Disability Services Minister Donna Faragher announced on Friday that the Federal and WA State government had agreed in principle to develop their own schemes.
WA rejected the federal model of the National Disability Insurance Scheme, after the WA government chose to “go their own way”.
The announcement provides a firm basis for further negotiations toward a final bilateral agreement on a WA-delivered NDIS model which would meet national conditions in July 2017.
Federal Minister for Social Services, Christian Porter, said the State and Commonwealth governments were committed to national consistency on the NDIS such as choice and control, and the Commonwealth was open to a local model run by the State Government.

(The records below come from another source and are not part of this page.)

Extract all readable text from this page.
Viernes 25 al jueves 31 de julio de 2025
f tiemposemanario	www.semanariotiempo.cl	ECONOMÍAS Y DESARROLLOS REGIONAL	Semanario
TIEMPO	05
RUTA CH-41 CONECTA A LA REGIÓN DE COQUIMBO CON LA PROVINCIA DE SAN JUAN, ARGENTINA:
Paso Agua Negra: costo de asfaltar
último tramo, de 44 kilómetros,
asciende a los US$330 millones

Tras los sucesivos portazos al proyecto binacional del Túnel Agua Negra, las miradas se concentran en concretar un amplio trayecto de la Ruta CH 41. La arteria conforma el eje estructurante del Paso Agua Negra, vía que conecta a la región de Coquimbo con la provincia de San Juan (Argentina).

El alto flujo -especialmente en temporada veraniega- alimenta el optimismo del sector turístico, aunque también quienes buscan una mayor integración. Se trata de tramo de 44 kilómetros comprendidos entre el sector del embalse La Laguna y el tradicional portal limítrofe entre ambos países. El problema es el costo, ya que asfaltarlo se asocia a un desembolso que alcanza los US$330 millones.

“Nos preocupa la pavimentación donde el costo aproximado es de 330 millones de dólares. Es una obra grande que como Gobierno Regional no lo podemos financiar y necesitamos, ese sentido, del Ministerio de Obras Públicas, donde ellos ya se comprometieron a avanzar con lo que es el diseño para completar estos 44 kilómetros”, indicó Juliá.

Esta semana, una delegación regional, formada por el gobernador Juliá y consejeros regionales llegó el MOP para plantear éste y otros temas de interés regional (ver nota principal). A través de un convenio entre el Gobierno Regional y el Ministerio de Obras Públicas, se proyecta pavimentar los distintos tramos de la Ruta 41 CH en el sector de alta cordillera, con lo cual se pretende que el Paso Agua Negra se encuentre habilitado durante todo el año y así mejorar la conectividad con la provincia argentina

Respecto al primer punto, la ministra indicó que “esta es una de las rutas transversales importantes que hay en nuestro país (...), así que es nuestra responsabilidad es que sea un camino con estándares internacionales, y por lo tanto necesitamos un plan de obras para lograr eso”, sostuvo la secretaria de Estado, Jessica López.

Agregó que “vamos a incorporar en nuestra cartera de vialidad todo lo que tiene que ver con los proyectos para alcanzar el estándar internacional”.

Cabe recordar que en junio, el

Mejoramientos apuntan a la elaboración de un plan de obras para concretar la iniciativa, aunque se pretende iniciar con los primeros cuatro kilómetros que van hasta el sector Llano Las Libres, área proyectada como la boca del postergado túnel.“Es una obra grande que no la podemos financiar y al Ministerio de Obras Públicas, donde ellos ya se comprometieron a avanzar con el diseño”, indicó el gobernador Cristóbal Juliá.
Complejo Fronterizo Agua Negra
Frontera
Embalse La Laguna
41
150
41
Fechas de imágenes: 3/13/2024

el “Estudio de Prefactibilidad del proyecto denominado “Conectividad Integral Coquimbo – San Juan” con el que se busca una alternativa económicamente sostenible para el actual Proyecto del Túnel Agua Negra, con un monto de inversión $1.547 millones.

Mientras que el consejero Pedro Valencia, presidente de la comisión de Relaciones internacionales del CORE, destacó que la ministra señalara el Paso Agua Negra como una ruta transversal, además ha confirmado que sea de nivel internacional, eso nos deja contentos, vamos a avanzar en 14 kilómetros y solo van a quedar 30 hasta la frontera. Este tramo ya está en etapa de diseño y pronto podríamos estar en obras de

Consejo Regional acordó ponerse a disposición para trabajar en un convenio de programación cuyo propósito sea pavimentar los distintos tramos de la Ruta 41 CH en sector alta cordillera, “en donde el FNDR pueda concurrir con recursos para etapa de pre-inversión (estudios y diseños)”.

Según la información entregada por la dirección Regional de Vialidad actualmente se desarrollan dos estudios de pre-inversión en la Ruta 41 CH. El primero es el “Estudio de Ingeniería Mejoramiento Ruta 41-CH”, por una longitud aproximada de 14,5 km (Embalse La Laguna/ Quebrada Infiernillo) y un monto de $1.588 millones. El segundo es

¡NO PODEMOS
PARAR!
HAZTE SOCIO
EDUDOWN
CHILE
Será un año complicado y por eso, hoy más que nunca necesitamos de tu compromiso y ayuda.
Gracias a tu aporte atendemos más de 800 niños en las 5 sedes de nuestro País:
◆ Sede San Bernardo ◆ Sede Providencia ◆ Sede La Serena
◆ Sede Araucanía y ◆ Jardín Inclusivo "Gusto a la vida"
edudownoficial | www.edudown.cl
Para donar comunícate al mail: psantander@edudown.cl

Mr Porter said there were 11 conditions that must be met if the scheme was run out of WA.
“Those fixed conditions include national consistency for key elements such as eligibility and access, the WA Government funding 100 per cent of the administration and operating costs, and clear sharing of governance responsibilities.”
State Minister for Disability Services, Donna Faragher, said the lives of people with disability were being changed for the better by the NDIS.
“We have a strong existing disability sector in Western Australia and we want to build on this with the delivery of a State-run NDIS which is nationally consistent,” Mrs Faragher said.
However, participants in the scheme said that the best predictor of future behaviour was past behaviour – and that the much-lauded WA disability system had previously left thousands of people without support or equipment.
The No Disadvantage lobby group published a list of comparisons between the two schemes, which were largely unfavourable towards the state model of the NDIS.
Convenor Samantha Connor said a lack of transparency behind the deal meant those with disabilities and the general public were concerned.
“’Unlike the NDIS, which had an extensive co-design period and where disabled people and their families were able to look at a proposed model, this deal has been done without people knowing what will happen to them,” she said.
“We don’t know what this scheme will look like, or what the costs will be to the taxpayers. There are serious concerns that the proposed model will leave people in this State worse off if they are disabled and despite State Government reassurances that they are identical.”
Convenor of the NDIS in WA Peer Support Group, Bronwyn Lines, said people were scared.
“We have fought for five years to have a national insurance scheme,” she said.
“Once again, service providers and the government are making decisions for us.
“We need to be consulted and we need to have confidence that our government is doing what is right for our people.”
State-based disability groups, including People with Disabilities WA, have raised concerns recently about what it means for people with disability and their families, including concerns about the lack of co-design, access to independent appeal processes and lack of control.
Disabled people and family members are strongly encouraged to urgently contact their local MP to discuss their concerns.
Opposition disability spokesman Stephen Dawson said it took too long for the State Government to reach this decision.
“The delays have caused a great deal of uncertainty for people with disability and their families,” he said.